China suddenly approves 9 Trump trademarks it previously rejected, what, no reason, why?


#1

Originally published at: http://boingboing.net/2017/06/14/china-trump-trademarks.html


#2


#3

So strange


#4

What happened to blurring potentially offensive images?


#5

Remember when Trump gave that news conference with that comical stacks of manila folders?


#6

In related news, a Trump-related trademark has also been recognized in Japan.


#7

Trump 9 from China?


#8

The Cubans better get busy.


#9

Just runnin’ government like a business…

Can you dig it?


#10


#11

I’m sure that’s fine. Completely normal. No particular reason why they did that. I’m sure there was no quid-pro-quo. Nope. Emoluments what’s that.


#12

I feel like there isn’t even a question here. Obviously people want to read the emoluments clause as saying that you can’t accept anything beyond what a person who wasn’t in your office would get. I don’t think that’s what it says. I think taking the ordinary cost of rent from a representative at of a foreign government at one of his hotels should be all it takes. Even if he gave them a discount, even if he provided it at below cost. He charged a fee. I think proving quid-pro-quo is a goalpost move that would have been unthinkable not long ago.


#13

Yep. If you go up to a cart selling 5 donuts for a dollar, and hand over a dollar bill without saying anything, no one could think that dollar was a random gift. And if a stranger just handed you a dollar in the street, you’d refuse because of course they’re trying to get something from you.

There is no scenario where someone personally enriches the President without it constituting corruption. The problem isn’t that his financial corruption is debatable, it’s that it’s so blatant, and has been so totally ignored, that all people can do now is try to justify it.


#14

The whole point of the emoluments clause is to prevent foreign leaders or representatives from being able to influence our leaders. Trump still financially benefits from his businesses and right now people from other countries who want to get on the administration’s good side to help a negotiation, cut a deal or smooth over a dispute can use the President’s hotels, resorts and event facilities and make sure he’s aware that they did (“We’re honored to meet you, Mr. President. My staff and I just enjoyed a lovely breakfast at your hotel. The eight rooms we have are just lovely. We’ve even decided to have our annual tourism convention there. We’ve had a 10 year relationship with the Hilton, but your convention space was just amazing.”)
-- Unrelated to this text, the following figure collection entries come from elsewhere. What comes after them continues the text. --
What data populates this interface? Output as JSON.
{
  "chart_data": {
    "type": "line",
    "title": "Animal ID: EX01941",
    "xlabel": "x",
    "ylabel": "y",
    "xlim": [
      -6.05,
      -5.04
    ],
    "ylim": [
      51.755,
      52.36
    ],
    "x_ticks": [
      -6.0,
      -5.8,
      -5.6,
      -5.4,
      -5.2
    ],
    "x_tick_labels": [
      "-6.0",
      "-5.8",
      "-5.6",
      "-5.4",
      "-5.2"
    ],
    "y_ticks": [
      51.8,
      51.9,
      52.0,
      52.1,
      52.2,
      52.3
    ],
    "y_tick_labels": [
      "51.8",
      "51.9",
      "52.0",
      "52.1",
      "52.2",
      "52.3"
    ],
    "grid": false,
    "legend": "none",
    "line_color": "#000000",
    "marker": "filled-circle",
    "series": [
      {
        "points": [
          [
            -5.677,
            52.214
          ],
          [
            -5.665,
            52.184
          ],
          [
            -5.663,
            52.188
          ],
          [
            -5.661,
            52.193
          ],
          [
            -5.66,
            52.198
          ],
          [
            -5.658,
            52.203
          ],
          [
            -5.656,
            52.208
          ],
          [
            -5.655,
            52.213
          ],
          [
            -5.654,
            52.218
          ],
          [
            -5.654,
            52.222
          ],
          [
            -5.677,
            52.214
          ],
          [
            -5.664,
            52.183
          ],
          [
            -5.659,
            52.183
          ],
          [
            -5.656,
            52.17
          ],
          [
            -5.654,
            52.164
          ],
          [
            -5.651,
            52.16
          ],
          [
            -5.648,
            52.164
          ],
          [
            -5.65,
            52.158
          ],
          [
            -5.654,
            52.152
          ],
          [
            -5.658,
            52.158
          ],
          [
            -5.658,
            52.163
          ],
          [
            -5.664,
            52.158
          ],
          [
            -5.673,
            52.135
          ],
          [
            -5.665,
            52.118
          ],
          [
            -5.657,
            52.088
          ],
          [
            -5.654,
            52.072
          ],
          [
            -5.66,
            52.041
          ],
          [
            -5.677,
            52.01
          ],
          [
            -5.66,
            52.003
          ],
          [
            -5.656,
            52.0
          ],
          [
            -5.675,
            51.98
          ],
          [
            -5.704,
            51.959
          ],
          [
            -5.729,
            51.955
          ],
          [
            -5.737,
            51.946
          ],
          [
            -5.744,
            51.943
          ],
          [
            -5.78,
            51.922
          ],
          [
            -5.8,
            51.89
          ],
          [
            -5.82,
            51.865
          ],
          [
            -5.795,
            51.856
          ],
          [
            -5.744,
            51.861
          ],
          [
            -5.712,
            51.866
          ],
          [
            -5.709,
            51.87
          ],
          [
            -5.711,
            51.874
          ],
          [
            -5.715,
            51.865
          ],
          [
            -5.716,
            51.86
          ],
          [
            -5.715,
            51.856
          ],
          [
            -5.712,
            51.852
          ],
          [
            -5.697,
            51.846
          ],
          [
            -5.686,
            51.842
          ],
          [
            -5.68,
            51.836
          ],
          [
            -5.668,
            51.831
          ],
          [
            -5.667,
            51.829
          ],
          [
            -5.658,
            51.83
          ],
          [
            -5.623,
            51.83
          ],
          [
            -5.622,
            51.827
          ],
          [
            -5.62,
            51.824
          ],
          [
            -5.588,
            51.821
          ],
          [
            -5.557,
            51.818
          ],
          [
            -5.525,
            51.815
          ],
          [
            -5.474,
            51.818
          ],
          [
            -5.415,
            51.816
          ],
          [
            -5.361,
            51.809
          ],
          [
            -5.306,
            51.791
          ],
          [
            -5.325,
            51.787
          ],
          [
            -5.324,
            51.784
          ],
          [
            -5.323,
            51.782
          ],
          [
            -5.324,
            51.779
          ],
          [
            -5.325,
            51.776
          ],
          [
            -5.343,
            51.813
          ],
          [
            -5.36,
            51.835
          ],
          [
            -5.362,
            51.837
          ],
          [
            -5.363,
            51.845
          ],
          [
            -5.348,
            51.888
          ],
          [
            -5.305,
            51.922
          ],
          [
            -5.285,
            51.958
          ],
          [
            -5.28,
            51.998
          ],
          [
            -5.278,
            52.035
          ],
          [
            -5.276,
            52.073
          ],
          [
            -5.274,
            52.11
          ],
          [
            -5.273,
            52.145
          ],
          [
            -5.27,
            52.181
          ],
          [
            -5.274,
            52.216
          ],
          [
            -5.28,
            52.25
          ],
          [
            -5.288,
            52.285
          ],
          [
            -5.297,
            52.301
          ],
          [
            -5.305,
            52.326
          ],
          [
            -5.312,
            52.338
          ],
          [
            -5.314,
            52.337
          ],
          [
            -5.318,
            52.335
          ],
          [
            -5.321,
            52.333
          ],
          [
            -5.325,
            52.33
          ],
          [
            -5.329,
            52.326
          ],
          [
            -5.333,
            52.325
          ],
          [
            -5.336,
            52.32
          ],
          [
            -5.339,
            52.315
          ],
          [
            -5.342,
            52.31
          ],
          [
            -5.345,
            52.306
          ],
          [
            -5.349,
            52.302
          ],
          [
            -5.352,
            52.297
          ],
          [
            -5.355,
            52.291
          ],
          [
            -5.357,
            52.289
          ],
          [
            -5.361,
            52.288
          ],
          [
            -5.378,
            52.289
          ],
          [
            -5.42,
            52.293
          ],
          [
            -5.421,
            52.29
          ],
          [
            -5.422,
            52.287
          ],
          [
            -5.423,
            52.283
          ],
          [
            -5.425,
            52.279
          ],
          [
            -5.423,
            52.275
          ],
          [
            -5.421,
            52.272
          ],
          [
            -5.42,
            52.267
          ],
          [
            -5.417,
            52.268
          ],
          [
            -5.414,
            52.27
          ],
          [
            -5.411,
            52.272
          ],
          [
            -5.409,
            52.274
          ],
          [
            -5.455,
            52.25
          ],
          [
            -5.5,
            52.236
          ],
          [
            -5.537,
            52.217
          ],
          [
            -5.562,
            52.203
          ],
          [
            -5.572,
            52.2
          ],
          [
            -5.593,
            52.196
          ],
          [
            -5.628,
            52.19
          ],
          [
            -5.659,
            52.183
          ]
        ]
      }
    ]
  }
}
The administration is trying to argue that as long as they treat foreigners the same as any customer, then the emoluments clause isn’t being violated. But the trademarks issue HAS to be a straight up violation: his company (which he financially benefits from directly) has been granted something of tremendous value by a foreign government. It’s pretty much what the emoluments clause is for.


#15

Membership has its privileges.

or

It’s good to be the king.


#16

Yeah, and Trump put himself in an ethically untenable position before he even entered office. Had he actually been serious about being (a non-corrupt) president, he would have been divesting himself of his business starting years ago, like every other candidate. Once he got elected, it simply wasn’t possible to sell off his holdings without the sales becoming bribes. He was so completely unprepared for being president - in every respect - that it made a legitimate Trump presidency impossible.


#17

I hear people ask about what would be in the articles of impeachment if they were to impeach Trump over Russia. It’s like everyone’s just forgotten he was in violation of the constitution the second he took office.


#18

This topic was automatically closed after 5 days. New replies are no longer allowed.